Bartolome Casas #1, 18/12/11:
As I see it, proponents of Free Market Theology teach that Jesus Christ was born, lived, and died on the Cross in liberate people from Big Government, in order to make people free to earn as much money as possible by personal work, by the management of the work of others, and by passive investment of capital, with little or no taxation on those earnings, with no legal mandate on the wealthy to do anything for the poor.
False again.
Especially as free enterprise economic development started in the great Catholic monastic estates of the ninth century, and a solid basis of economic Catholic thought developed from the fourteenth century. In the fifteenth century the Late Scholastics who were Thomists (followers of St Thomas) “writing and teaching at the University of Salamanca in Spain, sought to explain the full range of human action and social; organization.” They “observed the existence of economic law, inexorable forces of cause and effect that operate very much as other natural laws. Over the course of several generations, they discovered and explained the laws of supply and demand, the cause of inflation, the operation of foreign exchange rates, and the subjective nature of economic value…” For these reasons Joseph Schumpeter applauded them as the first real economists. (Thomas E Woods Jr,
The Church And The Market, Lexington Books, 2005, p 8).
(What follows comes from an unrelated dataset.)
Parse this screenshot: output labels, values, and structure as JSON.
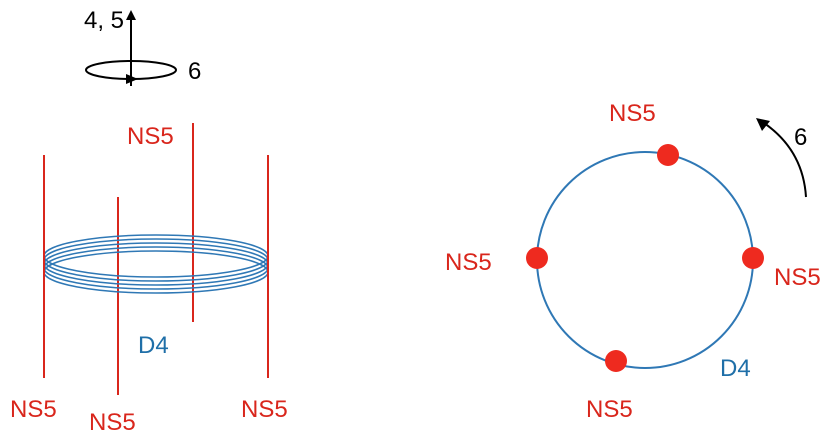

Far from the fantasy that free enterprise is a “theology” the science operates under the rule of law within the system of democracy. That’s why we have laws to seek and punish those who steal, cheat, swindle, and worse crimes, and against monopolies. That’s why we have the Catholic Church to guide us – She who invented charity in the West. It’s time to face reality.
Dr Alejandro Chafuen clarifies that economics “is the study of the formal implications that can be deduced from the fact that human beings act purposively…economic science is value-free. It analyses cause and effect relationships that, if true, are scientific….(but) only human acts can be judged morally.
“Every scientific law that is a true statement is a natural law, something that human beings can understand but cannot alter. It is always useful for human beings to understand cause-and-effect relationships.” (
Christians For Freedom, Dr Alejandro Chafuen, Ignatius 1986, p 33-38).
Fr James V Schall, S.J., in *Does Catholicism Still Exist?, *Alba House 1994, p 184-185, accurately assesses the need for free enterprise:
“Since the Catholic Church wants poverty confronted, since She wants this confrontation to be done justly and with the interest and cooperation of the workers and the poor, She has had to acknowledge, as did the socialist systems themselves, that there are certain ways that must be employed if mankind is to meet its economic problems. These ways can be known and imitated, but they must include a juridical system, profit, enterprise, knowledge, exchange, a market, voluntary organisations, a relatively independent economy, private property, and respect for work and excellence.”